2. There will be long periods where you won't hear from anyone. Agents and editors are busy, busy people who can barely squeeze all that they have to do into any given day. Expect updates when they have them on your book and it's progress, but don't expect daily or weekly emails all the time. This is important to know because after you get a deal, you will go from ecstatic to scared crapless in the space of the first twenty four hours after your deal and will be looking for reassurrance and guidance and as much information as possible about your book at all times. But here's the thing: after the deal's made, chances are that your book won't be out for at least a year and a half, but probably longer. There's nothing going on with your book right after the deal because you still have a LONG way to go before anything needs to be done. Your editor will be working on your editorial notes, but that's about it and that can take her some time, think months here. Use this time to get your internet presence together (Twitter, a blog, Tumbler, a website) and to start working on your next project, especially if you have a two book deal. (this is what everyone's hoping you're doing which is sometimes why they don't bother you with updates until they need to). The only time you should be worried is if you send emails to your agent or editor and they consistently don't get back to you within a few days to a week.

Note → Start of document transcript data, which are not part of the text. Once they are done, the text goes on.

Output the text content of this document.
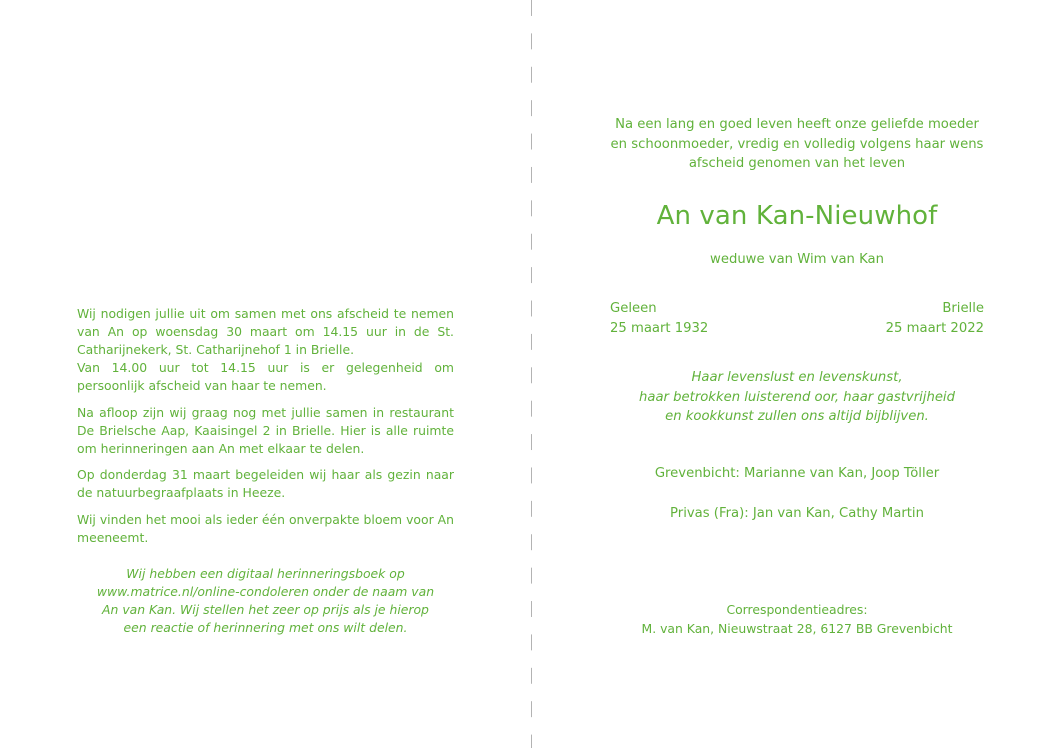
Wij nodigen jullie uit om samen met ons afscheid te nemen van An op woensdag 30 maart om 14.15 uur in de St. Catharijnekerk, St. Catharijnehof 1 in Brielle.

Van 14.00 uur tot 14.15 uur is er gelegenheid om persoonlijk afscheid van haar te nemen.

Na afloop zijn wij graag nog met jullie samen in restaurant De Brielsche Aap, Kaaisingel 2 in Brielle. Hier is alle ruimte om herinneringen aan An met elkaar te delen.

Op donderdag 31 maart begeleiden wij haar als gezin naar de natuurbegraafplaats in Heeze.

Wij vinden het mooi als ieder één onverpakte bloem voor An meeneemt.

Wij hebben een digitaal herinneringsboek op
www.matrice.nl/online-condoleren onder de naam van
An van Kan. Wij stellen het zeer op prijs als je hierop
een reactie of herinnering met ons wilt delen.
Na een lang en goed leven heeft onze geliefde moeder
en schoonmoeder, vredig en volledig volgens haar wens
afscheid genomen van het leven
An van Kan-Nieuwhof
weduwe van Wim van Kan
Geleen
25 maart 1932
Brielle
25 maart 2022
Haar levenslust en levenskunst,
haar betrokken luisterend oor, haar gastvrijheid
en kookkunst zullen ons altijd bijblijven.
Grevenbicht: Marianne van Kan, Joop Töller
Privas (Fra): Jan van Kan, Cathy Martin
Correspondentieadres:
M. van Kan, Nieuwstraat 28, 6127 BB Grevenbicht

3. Support groups made up of other debut authors and/or published author's is key. I joined The Lucky 13s AS SOON as my deal went through and am so glad that I did. Hearing about their experiences and realizing how similar they are to your own will save you many, many times from composing a paranoid, angst filled, and weepy email in a moment of weakness to your agent, or worse, your editor that makes you look less than professional and more than a little crazy pants. You will be insecure about 99.9999% of the time during this process. Embrace it and make friends who are in the same boat. It will save your life and your career, I promise.Publishing is a SLOOOOOOOOOOOOOOOW process most of the time and you will have long periods where you are isolated in your little writerly hole waiting on news or fretting over edit letters or fretting over cover concepts or release dates or marketing. Other writers can help you figure out how to deal when you're just too close to the situation to see the forest from the trees.
4.Give yourself EXTRA time to write your second book. Here's why: there will be days when the highs or lows you're experiencing with the book that sold will keep you from being productive. You are going to be published now and so the expectations you have for yourself and the expectations that others have for you will mess with your head. It can be a real struggle to get anything good on paper and you may have to do more writing than you've had to do before just to get a novel you're statisfied with and want to show to your agent/editor. Add to that balancing the revision work that you still have to do for the soon to be pubbed book and the learning curve you're facing with marketing that book and a book that might've only taken you six months can take twice that now.
5. There will be authors with very different experiences from your own and that's okay. I know people who have editors that send them other author's books and little gifts whenever they send them something in the mail and others who barely hear from their editors except in the most business-like ways. I have friends who've toured their publishing house's offices and others who have yet to and their books are about to come out. I have friends who've had an accelerated schedule from the deal to the release date and others whose debut experience stretched out well over two years. Some people's books get a lot of marketing, some don't. Some people have IBN numbers and are on Goodreads the day after their deal and others wait months and months for these things. You will have days where you are getting all the love and people are green with envy over it and days when you'll be the one green with envy.
There's more. I mean there's lots more, but this is the big stuff. So, what about you? Learn anything important that you'd like to share? Jot it down in the comments, I'd love to read it!